El Tratado es una pieza de ineludible lectura para los aficionados a la epigrafía, esa ciencia cuyo objeto es conocer e interpretar las inscripciones y los jeroglíficos. Así, a modo de ejemplo, tomemos al azar un inciso cualquiera, como el número 22, que reza, en un ejercicio de cristalina prosa comunitaria, de sencilla y garcilasiana redacción, lo siguiente:
“El título IV pasa a tener el encabezamiento del título VII, modificado de modo que diga "Disposiciones sobre las cooperaciones reforzadas", y los artículos 27 A a 27 E, los artículos 40 a 40 B y los artículos 43 a 45 se sustituyen por el artículo 10 siguiente, el cual sustituye también a los artículos 11 y 11 A del Tratado constitutivo de la Comunidad Europea.
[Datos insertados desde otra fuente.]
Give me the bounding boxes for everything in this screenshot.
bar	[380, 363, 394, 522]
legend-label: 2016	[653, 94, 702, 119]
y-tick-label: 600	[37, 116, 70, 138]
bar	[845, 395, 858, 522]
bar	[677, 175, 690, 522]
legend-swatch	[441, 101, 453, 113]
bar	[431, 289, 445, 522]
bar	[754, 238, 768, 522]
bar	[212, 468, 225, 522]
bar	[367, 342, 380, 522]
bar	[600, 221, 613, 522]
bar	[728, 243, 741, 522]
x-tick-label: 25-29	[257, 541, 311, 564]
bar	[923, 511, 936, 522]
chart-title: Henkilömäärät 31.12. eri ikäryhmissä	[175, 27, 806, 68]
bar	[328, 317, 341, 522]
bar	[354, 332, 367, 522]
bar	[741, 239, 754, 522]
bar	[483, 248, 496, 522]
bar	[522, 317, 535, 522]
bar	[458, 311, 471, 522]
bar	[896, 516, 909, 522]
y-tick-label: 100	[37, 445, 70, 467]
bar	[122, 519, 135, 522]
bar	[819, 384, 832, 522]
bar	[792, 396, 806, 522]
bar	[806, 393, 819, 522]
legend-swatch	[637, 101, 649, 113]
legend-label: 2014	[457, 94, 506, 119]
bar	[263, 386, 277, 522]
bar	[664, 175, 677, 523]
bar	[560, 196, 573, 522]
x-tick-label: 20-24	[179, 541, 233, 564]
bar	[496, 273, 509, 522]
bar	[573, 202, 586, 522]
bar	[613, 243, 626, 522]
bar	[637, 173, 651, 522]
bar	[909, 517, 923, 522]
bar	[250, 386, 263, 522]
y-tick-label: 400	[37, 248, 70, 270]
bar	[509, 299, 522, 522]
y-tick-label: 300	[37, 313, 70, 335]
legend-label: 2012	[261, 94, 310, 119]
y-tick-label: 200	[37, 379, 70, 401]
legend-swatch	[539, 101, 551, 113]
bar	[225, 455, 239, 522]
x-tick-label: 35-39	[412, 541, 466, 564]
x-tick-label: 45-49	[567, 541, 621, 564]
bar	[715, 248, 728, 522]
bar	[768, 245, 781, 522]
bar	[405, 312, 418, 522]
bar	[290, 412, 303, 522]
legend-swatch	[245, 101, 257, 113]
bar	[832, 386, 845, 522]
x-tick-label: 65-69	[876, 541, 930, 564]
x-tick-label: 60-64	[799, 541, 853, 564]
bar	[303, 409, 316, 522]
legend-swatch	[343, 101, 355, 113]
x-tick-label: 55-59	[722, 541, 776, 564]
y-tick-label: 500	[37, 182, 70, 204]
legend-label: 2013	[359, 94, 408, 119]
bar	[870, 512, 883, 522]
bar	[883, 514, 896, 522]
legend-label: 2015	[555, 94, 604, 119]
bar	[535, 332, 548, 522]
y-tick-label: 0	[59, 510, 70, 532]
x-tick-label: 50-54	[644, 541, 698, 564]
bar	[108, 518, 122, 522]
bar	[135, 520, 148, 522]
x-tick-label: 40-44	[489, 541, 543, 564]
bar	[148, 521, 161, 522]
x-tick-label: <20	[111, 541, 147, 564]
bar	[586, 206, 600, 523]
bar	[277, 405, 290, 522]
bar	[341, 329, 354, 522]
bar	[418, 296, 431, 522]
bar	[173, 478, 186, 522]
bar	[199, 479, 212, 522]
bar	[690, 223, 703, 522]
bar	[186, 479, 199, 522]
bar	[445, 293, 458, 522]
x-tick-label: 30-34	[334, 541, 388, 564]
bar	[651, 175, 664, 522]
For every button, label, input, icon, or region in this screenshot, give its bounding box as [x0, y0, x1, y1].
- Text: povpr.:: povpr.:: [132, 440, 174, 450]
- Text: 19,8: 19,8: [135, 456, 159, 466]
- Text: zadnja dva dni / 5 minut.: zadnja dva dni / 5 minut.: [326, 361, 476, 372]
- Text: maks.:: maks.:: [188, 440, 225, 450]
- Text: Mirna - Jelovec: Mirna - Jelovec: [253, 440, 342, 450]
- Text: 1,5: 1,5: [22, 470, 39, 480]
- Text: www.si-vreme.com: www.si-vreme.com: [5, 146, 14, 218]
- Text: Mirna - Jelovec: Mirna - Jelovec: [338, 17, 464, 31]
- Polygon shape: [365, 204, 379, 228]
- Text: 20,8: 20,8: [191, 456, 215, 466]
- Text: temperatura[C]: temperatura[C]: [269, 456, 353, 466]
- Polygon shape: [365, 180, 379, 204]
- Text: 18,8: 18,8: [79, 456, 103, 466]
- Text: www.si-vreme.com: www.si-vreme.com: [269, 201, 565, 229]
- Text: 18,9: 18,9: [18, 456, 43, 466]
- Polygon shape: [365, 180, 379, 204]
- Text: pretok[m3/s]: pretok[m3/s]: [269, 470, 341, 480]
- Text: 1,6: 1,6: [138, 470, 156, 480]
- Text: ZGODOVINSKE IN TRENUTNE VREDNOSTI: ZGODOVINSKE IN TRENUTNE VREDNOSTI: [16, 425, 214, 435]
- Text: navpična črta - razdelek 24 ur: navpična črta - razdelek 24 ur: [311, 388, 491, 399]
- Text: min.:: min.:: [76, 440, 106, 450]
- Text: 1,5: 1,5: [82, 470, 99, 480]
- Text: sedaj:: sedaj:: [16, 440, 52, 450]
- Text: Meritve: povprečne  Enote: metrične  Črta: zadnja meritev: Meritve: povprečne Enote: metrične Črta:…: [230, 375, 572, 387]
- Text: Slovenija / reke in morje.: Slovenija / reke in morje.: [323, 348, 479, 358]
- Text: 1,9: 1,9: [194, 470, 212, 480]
Estos mismos artículos son sustituidos igualmente por los artículos 280 A a 280 I del Tratado de Funcionamiento de la Unión Europea, como se indica en el punto 278 infra del artículo 2 del presente Tratado.”
Está claro, ¿no? En su columna de esta semana, Timothy Garton Ash, tras negar cualquier parecido del texto con la noble y concisa Constitución de Estados Unidos, señala con ironía británica que el texto lisboeta “se parece mucho más al manual de instrucciones de una carretilla elevadora”.
Lo peor es que toda la redacción es así: no se trata de una norma de nueva planta, sino que se limita a hacer cortapega con los tratados que le preceden. Esto, como es evidente, facilita enormemente la lectura para el ciudadano medio europeo que cuente con una amplia mesa donde abrir los volúmenes de los tratados ahora reformados de Roma, Mastrique, Niza y Ámsterdam, un lápiz, unas tijeras, mucho tiempo libre, un par de posgrados en derecho comunitario y un inmarchitable espíritu europeísta.
Aún contando con todo eso, ¿se atreverá alguien a leerlo completo sin la previa ingesta de sustancias prohibidas?